Season 1 ended with much of the Knickerbocker staff scattered to the wind, but by the end of the premiere, writerly providence helps to congregate most of the core cast back under the same roof. But there’s an absence felt throughout the first four episodes of Season 2, and it’s one that’s left room for New York’s seedier elements to move in.

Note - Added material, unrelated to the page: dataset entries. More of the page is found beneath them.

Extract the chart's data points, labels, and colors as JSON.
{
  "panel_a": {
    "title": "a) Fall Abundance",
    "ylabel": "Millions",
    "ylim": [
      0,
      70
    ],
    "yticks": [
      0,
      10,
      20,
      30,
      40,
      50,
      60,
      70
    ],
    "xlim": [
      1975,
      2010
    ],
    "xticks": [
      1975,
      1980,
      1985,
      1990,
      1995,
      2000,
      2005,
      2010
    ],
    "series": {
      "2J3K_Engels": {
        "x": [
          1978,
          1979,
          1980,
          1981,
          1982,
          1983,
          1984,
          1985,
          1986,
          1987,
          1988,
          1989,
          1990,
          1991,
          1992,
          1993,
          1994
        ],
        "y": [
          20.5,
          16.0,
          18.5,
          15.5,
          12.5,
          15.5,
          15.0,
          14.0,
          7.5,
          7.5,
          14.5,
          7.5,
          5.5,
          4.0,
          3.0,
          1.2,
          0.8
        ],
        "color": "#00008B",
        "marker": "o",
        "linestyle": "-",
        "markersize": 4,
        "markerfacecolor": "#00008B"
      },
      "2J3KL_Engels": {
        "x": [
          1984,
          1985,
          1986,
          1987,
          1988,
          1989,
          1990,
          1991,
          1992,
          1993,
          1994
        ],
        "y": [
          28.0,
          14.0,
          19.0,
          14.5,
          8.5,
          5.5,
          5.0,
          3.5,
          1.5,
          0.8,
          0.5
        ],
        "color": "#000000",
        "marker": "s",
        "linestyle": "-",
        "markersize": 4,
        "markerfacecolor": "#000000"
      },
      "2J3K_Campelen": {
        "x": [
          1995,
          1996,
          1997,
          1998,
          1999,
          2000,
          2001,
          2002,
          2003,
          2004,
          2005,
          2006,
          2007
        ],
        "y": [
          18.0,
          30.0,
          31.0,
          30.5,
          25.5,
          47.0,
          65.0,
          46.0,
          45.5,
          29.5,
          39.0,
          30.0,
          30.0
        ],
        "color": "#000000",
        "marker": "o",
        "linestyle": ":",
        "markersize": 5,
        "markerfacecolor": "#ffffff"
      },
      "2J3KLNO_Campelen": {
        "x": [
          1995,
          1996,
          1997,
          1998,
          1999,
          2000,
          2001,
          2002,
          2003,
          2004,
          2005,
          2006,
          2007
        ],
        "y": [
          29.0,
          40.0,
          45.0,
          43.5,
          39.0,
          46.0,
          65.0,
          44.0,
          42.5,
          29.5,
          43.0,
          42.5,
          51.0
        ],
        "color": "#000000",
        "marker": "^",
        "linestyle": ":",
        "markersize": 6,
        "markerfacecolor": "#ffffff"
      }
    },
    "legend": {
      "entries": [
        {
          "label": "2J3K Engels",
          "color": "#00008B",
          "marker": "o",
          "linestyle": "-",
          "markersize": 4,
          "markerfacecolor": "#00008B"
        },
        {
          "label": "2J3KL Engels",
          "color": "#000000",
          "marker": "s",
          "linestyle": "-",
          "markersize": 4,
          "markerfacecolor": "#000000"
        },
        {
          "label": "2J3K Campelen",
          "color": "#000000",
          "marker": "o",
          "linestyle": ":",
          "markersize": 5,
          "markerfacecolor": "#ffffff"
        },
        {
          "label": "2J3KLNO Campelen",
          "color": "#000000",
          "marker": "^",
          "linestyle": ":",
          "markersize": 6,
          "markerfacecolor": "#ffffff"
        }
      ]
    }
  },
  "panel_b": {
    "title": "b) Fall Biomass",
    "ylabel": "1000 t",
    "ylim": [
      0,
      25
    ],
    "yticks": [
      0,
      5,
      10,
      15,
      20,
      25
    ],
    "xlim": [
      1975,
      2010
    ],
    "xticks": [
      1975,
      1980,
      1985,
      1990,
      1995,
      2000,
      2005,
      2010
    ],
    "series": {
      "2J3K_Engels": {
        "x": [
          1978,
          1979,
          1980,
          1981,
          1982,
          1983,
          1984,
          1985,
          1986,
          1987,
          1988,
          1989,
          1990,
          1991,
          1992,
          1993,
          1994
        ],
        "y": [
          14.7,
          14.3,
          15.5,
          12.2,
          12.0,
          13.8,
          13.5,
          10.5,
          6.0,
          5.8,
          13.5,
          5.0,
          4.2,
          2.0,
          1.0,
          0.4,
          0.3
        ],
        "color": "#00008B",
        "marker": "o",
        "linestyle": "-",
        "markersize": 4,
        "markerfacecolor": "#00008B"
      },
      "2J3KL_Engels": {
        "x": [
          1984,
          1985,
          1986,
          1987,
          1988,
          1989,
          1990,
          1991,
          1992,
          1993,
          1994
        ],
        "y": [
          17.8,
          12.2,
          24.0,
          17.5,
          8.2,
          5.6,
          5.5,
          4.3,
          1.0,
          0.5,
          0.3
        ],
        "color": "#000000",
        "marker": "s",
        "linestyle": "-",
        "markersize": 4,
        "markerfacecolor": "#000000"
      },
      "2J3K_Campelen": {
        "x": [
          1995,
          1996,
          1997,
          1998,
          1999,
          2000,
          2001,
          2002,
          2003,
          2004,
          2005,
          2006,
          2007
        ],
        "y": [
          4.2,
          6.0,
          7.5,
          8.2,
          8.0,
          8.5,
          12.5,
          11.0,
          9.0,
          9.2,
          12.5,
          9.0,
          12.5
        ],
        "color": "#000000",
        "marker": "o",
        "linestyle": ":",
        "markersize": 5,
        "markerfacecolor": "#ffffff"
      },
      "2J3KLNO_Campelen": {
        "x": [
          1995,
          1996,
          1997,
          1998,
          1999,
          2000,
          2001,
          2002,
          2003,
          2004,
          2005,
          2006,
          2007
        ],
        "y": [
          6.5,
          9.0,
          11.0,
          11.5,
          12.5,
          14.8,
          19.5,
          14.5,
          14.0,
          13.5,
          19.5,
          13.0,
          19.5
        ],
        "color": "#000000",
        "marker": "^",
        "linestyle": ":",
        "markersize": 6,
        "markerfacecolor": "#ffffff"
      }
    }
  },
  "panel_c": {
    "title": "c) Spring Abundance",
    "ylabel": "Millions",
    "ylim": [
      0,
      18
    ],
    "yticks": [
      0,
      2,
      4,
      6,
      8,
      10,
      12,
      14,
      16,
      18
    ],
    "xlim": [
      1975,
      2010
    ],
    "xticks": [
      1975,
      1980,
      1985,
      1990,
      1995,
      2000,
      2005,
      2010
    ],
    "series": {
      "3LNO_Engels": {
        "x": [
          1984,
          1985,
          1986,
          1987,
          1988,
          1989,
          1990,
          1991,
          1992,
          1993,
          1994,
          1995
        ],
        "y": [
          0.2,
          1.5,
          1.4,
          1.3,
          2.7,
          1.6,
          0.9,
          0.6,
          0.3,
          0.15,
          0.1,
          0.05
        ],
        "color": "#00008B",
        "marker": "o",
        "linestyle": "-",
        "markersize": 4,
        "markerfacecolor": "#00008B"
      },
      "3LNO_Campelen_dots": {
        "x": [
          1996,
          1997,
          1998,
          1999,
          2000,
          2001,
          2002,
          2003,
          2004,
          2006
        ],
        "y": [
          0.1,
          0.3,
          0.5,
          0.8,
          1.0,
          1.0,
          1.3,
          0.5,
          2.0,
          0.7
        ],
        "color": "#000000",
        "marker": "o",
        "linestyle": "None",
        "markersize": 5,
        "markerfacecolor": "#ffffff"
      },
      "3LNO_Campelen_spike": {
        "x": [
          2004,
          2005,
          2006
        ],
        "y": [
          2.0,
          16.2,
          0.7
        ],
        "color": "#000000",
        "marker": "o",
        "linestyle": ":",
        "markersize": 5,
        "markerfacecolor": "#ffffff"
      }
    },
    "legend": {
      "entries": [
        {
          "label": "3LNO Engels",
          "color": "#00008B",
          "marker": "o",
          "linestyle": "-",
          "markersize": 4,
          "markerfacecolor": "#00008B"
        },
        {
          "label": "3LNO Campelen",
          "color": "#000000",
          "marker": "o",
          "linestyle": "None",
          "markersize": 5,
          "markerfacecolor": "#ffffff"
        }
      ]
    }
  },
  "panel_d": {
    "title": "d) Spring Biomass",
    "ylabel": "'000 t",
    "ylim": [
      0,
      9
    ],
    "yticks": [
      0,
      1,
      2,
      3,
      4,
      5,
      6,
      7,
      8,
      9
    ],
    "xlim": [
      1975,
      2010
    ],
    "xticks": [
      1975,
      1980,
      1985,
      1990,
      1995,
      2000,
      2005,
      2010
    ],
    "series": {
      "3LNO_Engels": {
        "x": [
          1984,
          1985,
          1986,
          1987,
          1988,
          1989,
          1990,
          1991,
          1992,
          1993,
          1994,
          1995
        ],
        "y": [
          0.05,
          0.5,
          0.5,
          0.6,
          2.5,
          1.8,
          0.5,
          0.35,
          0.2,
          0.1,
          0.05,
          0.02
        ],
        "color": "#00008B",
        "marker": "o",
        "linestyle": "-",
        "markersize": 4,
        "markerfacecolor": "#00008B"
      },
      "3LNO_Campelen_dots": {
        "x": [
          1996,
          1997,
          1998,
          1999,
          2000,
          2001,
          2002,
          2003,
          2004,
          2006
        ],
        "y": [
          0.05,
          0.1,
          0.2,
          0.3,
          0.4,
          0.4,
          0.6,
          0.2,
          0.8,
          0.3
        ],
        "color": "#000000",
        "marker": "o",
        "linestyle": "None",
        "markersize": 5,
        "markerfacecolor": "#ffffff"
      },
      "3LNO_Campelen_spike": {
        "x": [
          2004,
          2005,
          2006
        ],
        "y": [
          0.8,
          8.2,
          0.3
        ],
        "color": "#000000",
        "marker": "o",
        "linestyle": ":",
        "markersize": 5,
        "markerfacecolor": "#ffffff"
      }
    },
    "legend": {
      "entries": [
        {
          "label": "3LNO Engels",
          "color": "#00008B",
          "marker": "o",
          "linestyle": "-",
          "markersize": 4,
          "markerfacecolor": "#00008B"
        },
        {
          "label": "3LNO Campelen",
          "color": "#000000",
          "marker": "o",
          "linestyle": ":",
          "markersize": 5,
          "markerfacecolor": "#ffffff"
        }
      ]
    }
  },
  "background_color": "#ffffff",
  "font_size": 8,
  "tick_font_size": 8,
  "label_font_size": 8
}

Missing from the old stomping grounds is Sister Harriet (Cara Seymour), whose between-seasons arrest for providing abortions has forced her to lose a habit of a different sort. Thack’s return proves fortuitous to many characters, including his replacement, Dr. Edwards (André Holland), whose future as The Knick’s chief of surgery has become as blurry as his badly damaged left eye. There’s also lovesick Nurse Elkins (Eve Hewson), adrift in Thack’s absence, only to be driven towards her evangelical father after the doctor’s return. Through their needs, and research into his own addiction, Thack begins to make penance for his sins. Harriet, though, only has Cleary (Chris Sullivan), the foul-mouthed, barrel-bellied ambulance driver stumping for her salvation.

The Knick Season 2 Review
Assuming there are no serious future complications, The Knick is already well on its way to being one of the year’s best TV shows.